Friday, July 18, 2014

National numbers make Wisconsin's June loss even worse

As mentioned, I wanted to take a look at the state-by-state monthly jobs report to follow up on yesterday's news of more Wisconsin private sector job losses.

And the nationwide numbers make Wisconsin's report look even worse. When combined with May's job losses (which were revised up to 900 in yesterday's report), it makes Wisconsin the only state in the Midwest to lose private-sector jobs in both months. In fact, Wisconsin was at least 15,000 JOBS BEHIND 4 of our 6 Midwestern neighbors, as we thawed out from the polar vortex winter.

Private sector job change, April-June 2014
Mich +34,300
Ind. +17,200
Minn +13,500
Ohio +12,900
Iowa +3,000
Ill. +2,800
Wis. -2,100

But these horrible stats didn't mean the Walker Administration has given up trying to convince people that somehow "It's Working" in Wisconsin. Which means it's time to destroy yet another lame pro-Walker cheerleading attempt by DWD Secretary Reggie Newson. I'll start off with the DWD spin, and respond with the context and reality in italics.
Highlights of today's Bureau of Labor Statistics (BLS) report of state-by-state employment and unemployment estimates include:

Wisconsin's unemployment rate had a statistically significant decrease between June 2013 and June 2014. (2014 5.7% v. 2013 6.8%). Wisconsin's unemployment rate has not risen for 19 months.
So freaking what? The US rate has only gone up one time in the last 18 months, and has dropped from 7.5% to 6.1% in the last year - a bigger drop than Wisconsin’s (1.4% vs. 1.1%). In the Midwest, 4 of the 6 other states had statistically significant drops in unemployment, and their drops were between 1.4% and 2.1%. In addition, the 2 states that didn’t make the “statistically significant list” (Iowa and Minnesota) already had unemployment down to 4.8% and 5.1% in June 2013, and currently are even lower than that today.

This claim actually makes Wisconsin look worse, not better.

Wisconsin has a statistically significant private-sector job (Current Employment Statistics) increase between June 2013 and June 2014 at 33,800, which ranked 23rd nationally.
This is damning with praise again. Wisconsin is 20th among all the states in population, so being 23rd in total job increase means if anything, we’re underachieving.

Wisconsin had a statistically significant total nonfarm job (CES) increase between June 2013 and June 2014 at 45,400, which ranked 16th nationally.
This sounds good on the surface, but leaves out the 2 ½ years of bottom-third suckitude before this, and leaves out the fact that over ¼ of these jobs are in GOVERNMENT. (So much for “small government conservative Scott Walker.”)
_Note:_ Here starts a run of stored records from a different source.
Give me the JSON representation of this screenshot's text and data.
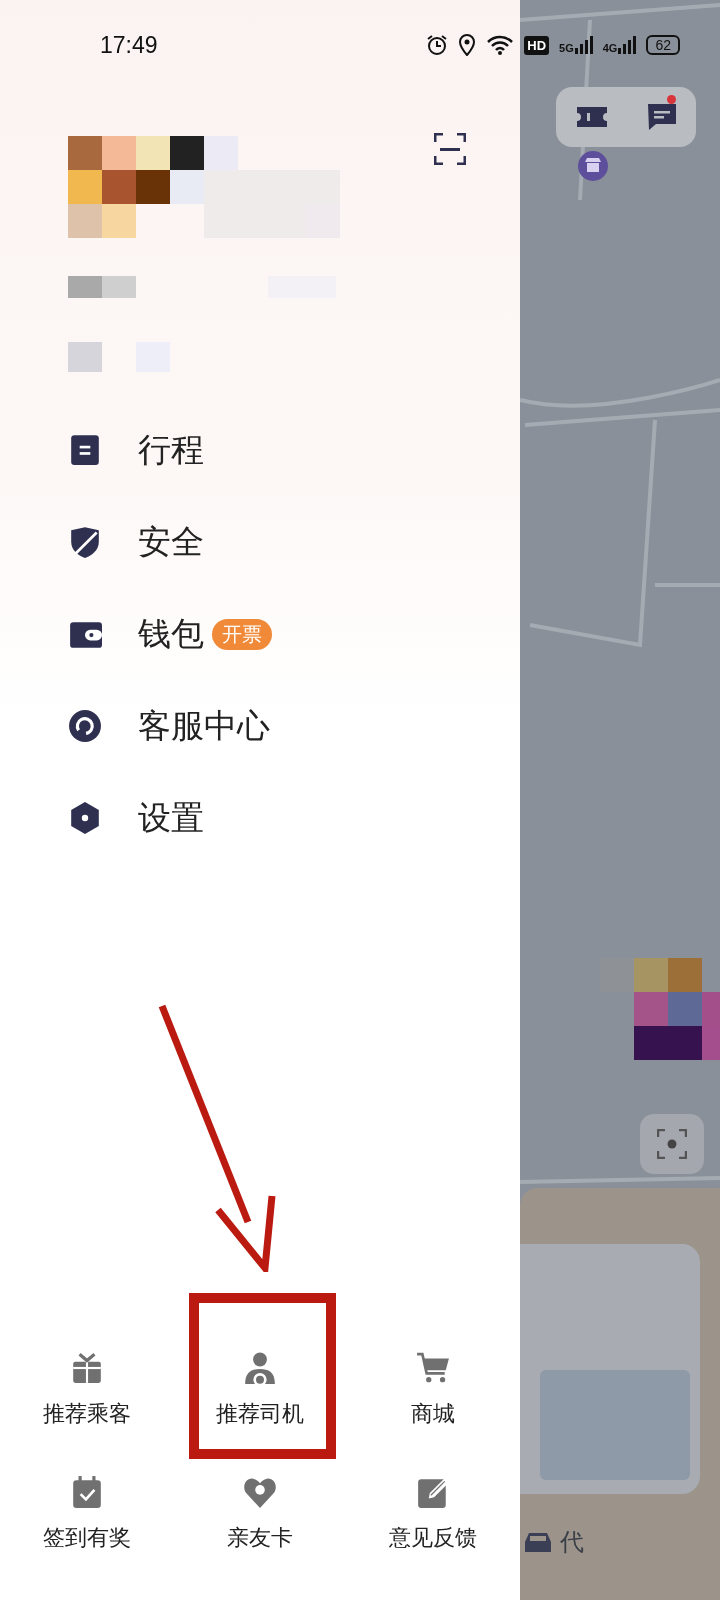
{
  "status_bar": {
    "time": "17:49",
    "hd_badge": "HD",
    "networks": [
      "5G",
      "4G"
    ],
    "battery": "62"
  },
  "profile": {
    "kind": "pixelated"
  },
  "menu": [
    {
      "label": "行程",
      "kind": "trips"
    },
    {
      "label": "安全",
      "kind": "safety"
    },
    {
      "label": "钱包",
      "kind": "wallet",
      "badge": "开票"
    },
    {
      "label": "客服中心",
      "kind": "service"
    },
    {
      "label": "设置",
      "kind": "settings"
    }
  ],
  "shortcuts": [
    {
      "label": "推荐乘客",
      "kind": "gift",
      "highlighted": false
    },
    {
      "label": "推荐司机",
      "kind": "driver",
      "highlighted": true
    },
    {
      "label": "商城",
      "kind": "cart",
      "highlighted": false
    },
    {
      "label": "签到有奖",
      "kind": "calendar",
      "highlighted": false
    },
    {
      "label": "亲友卡",
      "kind": "heart",
      "highlighted": false
    },
    {
      "label": "意见反馈",
      "kind": "edit",
      "highlighted": false
    }
  ],
  "map_pane": {
    "kind": "picture",
    "message_unread": true,
    "bottom_label": "代"
  }
}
Wisconsin had a statistically significant manufacturing job (CES) increase between June 2013 and June 2014 at 8,300, which ranked 5th nationally and above Illinois, Iowa, and Minnesota.
Again, so what? We’re just behind Indiana for Number 1 in the U.S. when it comes to the highest percentage of jobs in manufacturing. It would be like if Wisconsin bars took credit for selling the most brandy per capita in the nation. Of course we’d do well in this stat when manufacturing employment is growing in America.

No matter how they try to dress it up, the Walker Administration can't hide from the fact that Wisconsin is still worst in the Midwest for job creation. This statement is true both in the first 3 years of the Age of Fitzwalkerstan (as shown by the "gold standard" Quarterly Census on Employment and Wages report), and in the 2 months since the grass started to grow. I understand that a Common Core opponent like Walker might find math to be a liberal plot, but it doesn't change the fact that this state has badly lagged since his radical policies were put in place, and there is little evidence this will change until new leadership is installed.

P.S. For more information, please check out UW-Madison professor Menzie Chinn's recent post on Econbrowser, where he contrasts the failure of ALEC states like Kansas and Wisconsin with growing, Dem-led states like California and Minnesota. Worth noting- those Dem-led states have more jobs now than they did before the Great Recession hit, while Kansas and Wisconsin still have yet to get back to that level.